@kernel¶

Low-level decorator for GPU kernel functions.

Overview¶

The @kernel decorator marks a function for GPU compilation. It provides fine-grained control over kernel configuration, suitable for performance-critical code.

from pydotcompute import kernel

@kernel(grid=(256,), block=(128,))
def vector_add(a, b, out):
    i = cuda.grid(1)
    if i < len(out):
        out[i] = a[i] + b[i]

Decorator Signature¶

def kernel(
    *,
    grid: tuple[int, ...] | None = None,
    block: tuple[int, ...] | None = None,
    shared_memory: int = 0,
    signature: tuple[type, ...] | None = None,
    backend: str = "auto",
    cache: bool = True,
) -> Callable[[F], F]:
    """
    Decorator for GPU kernel functions.

    Args:
        grid: Grid dimensions (blocks per grid)
        block: Block dimensions (threads per block)
        shared_memory: Bytes of shared memory per block
        signature: Explicit type signature
        backend: Backend to use ("auto", "cpu", "cuda")
        cache: Whether to cache compiled kernel

    Returns:
        Decorated kernel function
    """

Parameters¶

grid¶

grid: tuple[int, ...] | None = None

Grid dimensions specifying the number of thread blocks.

1D: (blocks_x,)
2D: (blocks_x, blocks_y)
3D: (blocks_x, blocks_y, blocks_z)

block¶

block: tuple[int, ...] | None = None

Block dimensions specifying threads per block.

1D: (threads_x,)
2D: (threads_x, threads_y)
3D: (threads_x, threads_y, threads_z)

shared_memory¶

shared_memory: int = 0

Bytes of dynamic shared memory to allocate per block.

signature¶

signature: tuple[type, ...] | None = None

Explicit type signature for kernel arguments.
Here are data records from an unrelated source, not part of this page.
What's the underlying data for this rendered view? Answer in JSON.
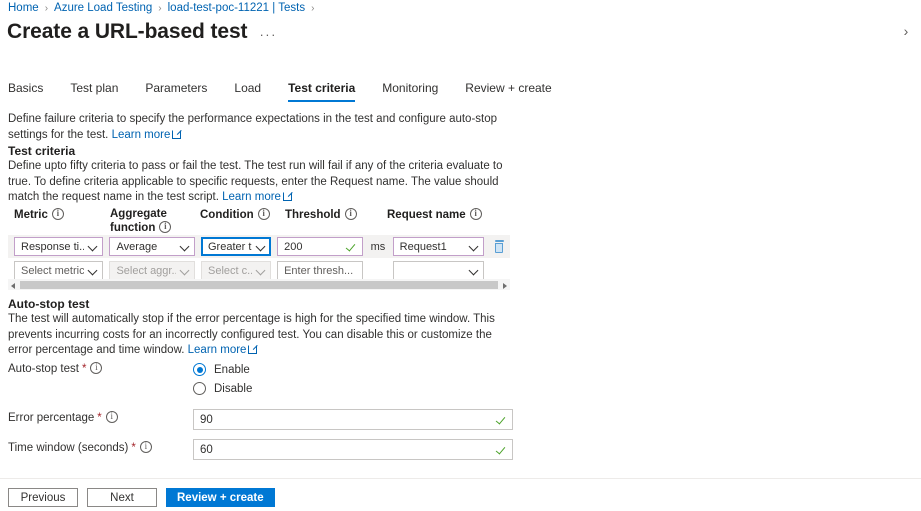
{
  "breadcrumb": {
    "items": [
      {
        "label": "Home"
      },
      {
        "label": "Azure Load Testing"
      },
      {
        "label": "load-test-poc-11221 | Tests"
      }
    ],
    "separator": "›"
  },
  "header": {
    "title": "Create a URL-based test",
    "ellipsis": "···",
    "collapse_icon": "›"
  },
  "tabs": [
    {
      "label": "Basics",
      "active": false
    },
    {
      "label": "Test plan",
      "active": false
    },
    {
      "label": "Parameters",
      "active": false
    },
    {
      "label": "Load",
      "active": false
    },
    {
      "label": "Test criteria",
      "active": true
    },
    {
      "label": "Monitoring",
      "active": false
    },
    {
      "label": "Review + create",
      "active": false
    }
  ],
  "intro": {
    "text": "Define failure criteria to specify the performance expectations in the test and configure auto-stop settings for the test.",
    "learn_more": "Learn more"
  },
  "test_criteria": {
    "heading": "Test criteria",
    "description_part1": "Define upto fifty criteria to pass or fail the test. The test run will fail if any of the criteria evaluate to true. To define criteria applicable to specific requests, enter the Request name. The value should match the request name in the test script. ",
    "learn_more": "Learn more",
    "columns": [
      {
        "label": "Metric"
      },
      {
        "label": "Aggregate function"
      },
      {
        "label": "Condition"
      },
      {
        "label": "Threshold"
      },
      {
        "label": "Request name"
      }
    ],
    "rows": [
      {
        "metric": "Response ti...",
        "aggregate": "Average",
        "condition": "Greater t...",
        "threshold": "200",
        "unit": "ms",
        "request_name": "Request1",
        "delete_label": "Delete criteria"
      },
      {
        "metric_placeholder": "Select metric",
        "aggregate_placeholder": "Select aggr...",
        "condition_placeholder": "Select c...",
        "threshold_placeholder": "Enter thresh...",
        "unit": "",
        "request_name": ""
      }
    ]
  },
  "auto_stop": {
    "heading": "Auto-stop test",
    "description_part1": "The test will automatically stop if the error percentage is high for the specified time window. This prevents incurring costs for an incorrectly configured test. You can disable this or customize the error percentage and time window. ",
    "learn_more": "Learn more",
    "toggle_label": "Auto-stop test",
    "options": [
      {
        "label": "Enable",
        "selected": true
      },
      {
        "label": "Disable",
        "selected": false
      }
    ],
    "error_percentage_label": "Error percentage",
    "error_percentage_value": "90",
    "time_window_label": "Time window (seconds)",
    "time_window_value": "60"
  },
  "footer": {
    "previous": "Previous",
    "next": "Next",
    "review_create": "Review + create"
  },
  "colors": {
    "accent": "#0078d4",
    "link": "#0063b1",
    "required": "#a4262c",
    "valid": "#4ca32a",
    "field_border_modified": "#c29fc9",
    "delete_icon": "#5a9fd4"
  }
}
If not provided, inferred from first call.

backend¶

backend: str = "auto"

Target backend:

"auto": Use CUDA if available, else CPU
"cuda": Force CUDA (error if unavailable)
"cpu": Force CPU backend

cache¶

cache: bool = True

Whether to cache the compiled kernel to disk.

Usage Examples¶

Basic Kernel¶

from pydotcompute import kernel
from numba import cuda

@kernel
def add_one(arr, out):
    i = cuda.grid(1)
    if i < len(arr):
        out[i] = arr[i] + 1

# Call with arrays
add_one[grid, block](input_arr, output_arr)

Fixed Configuration¶

@kernel(grid=(100,), block=(256,))
def process(data, result):
    i = cuda.grid(1)
    if i < len(data):
        result[i] = data[i] ** 2

Dynamic Grid Calculation¶

@kernel(block=(256,))
def flexible_kernel(data, out):
    i = cuda.grid(1)
    if i < len(data):
        out[i] = data[i] * 2

# Grid calculated automatically based on data size
n = len(data)
grid = (n + 255) // 256
flexible_kernel[grid, (256,)](data, out)

2D Kernel¶

@kernel(block=(16, 16))
def matrix_add(a, b, c):
    i, j = cuda.grid(2)
    if i < c.shape[0] and j < c.shape[1]:
        c[i, j] = a[i, j] + b[i, j]

# Calculate 2D grid
grid_x = (height + 15) // 16
grid_y = (width + 15) // 16
matrix_add[(grid_x, grid_y), (16, 16)](a, b, c)

With Shared Memory¶

@kernel(block=(256,), shared_memory=256 * 4)  # 256 floats
def reduce_sum(data, out):
    shared = cuda.shared.array(256, dtype=float32)

    i = cuda.grid(1)
    tid = cuda.threadIdx.x

    # Load to shared memory
    if i < len(data):
        shared[tid] = data[i]
    else:
        shared[tid] = 0

    cuda.syncthreads()

    # Reduction in shared memory
    s = 128
    while s > 0:
        if tid < s:
            shared[tid] += shared[tid + s]
        cuda.syncthreads()
        s //= 2

    if tid == 0:
        out[cuda.blockIdx.x] = shared[0]

Explicit Signature¶

from numba import float32, int32

@kernel(signature=(float32[:], float32[:], int32))
def scale(arr, out, factor):
    i = cuda.grid(1)
    if i < len(arr):
        out[i] = arr[i] * factor

CPU Fallback¶

@kernel(backend="cpu")
def cpu_kernel(a, b, out):
    for i in range(len(out)):
        out[i] = a[i] + b[i]

Thread Indexing¶

1D Grid¶

i = cuda.grid(1)  # Global thread index

2D Grid¶

i, j = cuda.grid(2)  # Global (row, col) index

3D Grid¶

i, j, k = cuda.grid(3)  # Global (x, y, z) index

Manual Calculation¶

# 1D
i = cuda.blockIdx.x * cuda.blockDim.x + cuda.threadIdx.x

# 2D
i = cuda.blockIdx.x * cuda.blockDim.x + cuda.threadIdx.x
j = cuda.blockIdx.y * cuda.blockDim.y + cuda.threadIdx.y

Best Practices¶

Bounds Checking: Always check array bounds in kernels
Block Size: Use powers of 2 (128, 256, 512)
Warp Size: CUDA warps are 32 threads
Memory Coalescing: Sequential threads access sequential memory
Occupancy: Balance blocks/threads with shared memory

Notes¶

@kernel is for compute kernels, not actor functions
Use @ring_kernel for actor-based processing
Kernels should be pure functions (no side effects)
First call may be slow due to JIT compilation